The complaints are the latest in a long line of controversies that have highlighted WTO dispute settlement procedures against China’s restrictions on a range of mineral exports.
These countries and others have previously complained to the WTO about Chinese export restrictions on minerals such as bauxite, fluorspar, magnesium and manganese, also used in the manufacture of both high-technology and everyday products.
The complainant countries argue that the Chinese export restrictions will no doubt raise the price they will have to pay to buy such minerals, while their Chinese competitors won’t be affected by such restrictions. This would therefore give a competitive advantage to Chinese manufacturers of the metal products and the downstream goods which embody them.
But the main importance of the case is that it is another symptom of growing malaise in the world trading system with Chinese interventions on trade in the goods they export and import. Several other complaints have been lodged against China’s use of subsidies, pricing by state-owned enterprises and dumping practises in its export and import industries in the last few years.
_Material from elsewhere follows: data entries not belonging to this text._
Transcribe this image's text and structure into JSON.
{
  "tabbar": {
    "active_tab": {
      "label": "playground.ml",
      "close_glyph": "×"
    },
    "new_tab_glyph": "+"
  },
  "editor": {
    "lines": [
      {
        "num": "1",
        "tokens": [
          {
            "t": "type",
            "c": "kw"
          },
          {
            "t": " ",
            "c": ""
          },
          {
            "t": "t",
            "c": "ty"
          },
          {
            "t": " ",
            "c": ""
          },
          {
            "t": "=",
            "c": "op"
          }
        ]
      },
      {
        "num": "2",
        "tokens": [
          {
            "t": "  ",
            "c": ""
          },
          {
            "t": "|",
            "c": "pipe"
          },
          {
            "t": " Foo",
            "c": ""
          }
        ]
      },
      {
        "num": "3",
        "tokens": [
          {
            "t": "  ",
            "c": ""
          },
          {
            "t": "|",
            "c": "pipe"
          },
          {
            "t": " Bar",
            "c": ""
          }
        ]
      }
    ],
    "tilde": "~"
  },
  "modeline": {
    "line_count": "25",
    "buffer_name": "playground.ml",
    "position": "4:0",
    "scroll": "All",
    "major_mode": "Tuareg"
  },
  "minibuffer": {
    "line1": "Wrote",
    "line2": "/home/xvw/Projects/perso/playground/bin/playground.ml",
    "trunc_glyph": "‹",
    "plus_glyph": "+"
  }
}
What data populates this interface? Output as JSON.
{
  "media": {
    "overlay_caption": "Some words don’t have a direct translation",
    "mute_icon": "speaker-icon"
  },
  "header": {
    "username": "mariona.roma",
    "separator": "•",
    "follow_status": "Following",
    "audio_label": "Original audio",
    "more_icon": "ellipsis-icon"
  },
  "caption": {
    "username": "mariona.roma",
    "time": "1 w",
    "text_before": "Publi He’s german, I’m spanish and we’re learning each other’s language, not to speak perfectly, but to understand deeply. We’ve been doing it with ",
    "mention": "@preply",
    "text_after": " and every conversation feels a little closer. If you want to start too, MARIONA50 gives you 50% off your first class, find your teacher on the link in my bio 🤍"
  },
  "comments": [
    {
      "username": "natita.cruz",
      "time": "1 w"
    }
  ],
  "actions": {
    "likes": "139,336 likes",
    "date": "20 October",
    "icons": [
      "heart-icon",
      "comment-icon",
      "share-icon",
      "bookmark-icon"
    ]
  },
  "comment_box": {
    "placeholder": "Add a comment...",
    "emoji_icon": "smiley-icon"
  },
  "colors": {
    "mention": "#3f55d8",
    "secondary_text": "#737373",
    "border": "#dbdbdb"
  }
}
In the previous case relating to mineral raw materials, China countered that restrictions were necessary to conserve supplies of exhaustible natural resources and to protect the health of its citizens.
GATT Article XI, which still applies in the WTO, requires the general elimination of all quantitative restrictions on both export and import trade. However, another article, Article XX, allows some general exceptions for reasons such as protecting human, animal and plant life and health or protecting national treasures.
In the case of these minerals, the general exception relates to the conservation of exhaustible natural resources; but it also stipulates that it shall apply “(only) if such measures are made effective in conjunction with restrictions on domestic production and consumption”.
The WTO panel that investigated the earlier case ruled that China had not demonstrated that it had imposed the same restrictions on Chinese domestic production or consumption.
It also ruled that China had waived the general restrictions on some of the raw materials under the terms of the agreement under which China acceded to the WTO in 2001. China appealed to the WTO Appellate Body against the panel decision, but the original judgement was upheld, with minor variations.
These disputes raise the more general matter of restrictions on national sovereignty and the ability of a WTO member nation to choose measures to pursue domestic policy objectives. It is certainly true that these choices are restricted in relation to international trade in goods.
But it is in the nature of a binding multilateral agreement that all signatories agree to be bound by stated rules on a mutual basis. Moreover, these cases relate to an article of the GATT that has applied since its founding in 1947. There is nothing new about these restraints on national sovereignty.
The broader concern that lies behind the objections by the US, EU and Japan, is the issue of competitiveness in world markets.
China’s exports have been increasing in volume at a rate much faster than that of the exports of the other dominant world suppliers. China has also been running huge annual surpluses in its balance of trade with these countries. China is naturally competitive in a wide range of manufactured goods because of its low labour costs and the scale of its industries.
The other dominant suppliers allege, however, that this advantage has been artificially and significantly augmented by a number of measures, some of which are subject to WTO discipline and appeals, such as subsidies and dumping, while others are not.
It has been debated that one of these measures is that the Chinese Renminbi has been substantially undervalued.
While this is outside the discipline of both the WTO and the IMF, it has no doubt soured the general trading environment.
Whether or not China will have total freedom to continue to restrict its exports of minerals remains to be seen. But there is no doubt that with today’s volatile markets and the need for nation-states to increase competitiveness in the global economy, the large trading partners will continue to jostle for market share for the foreseeable future.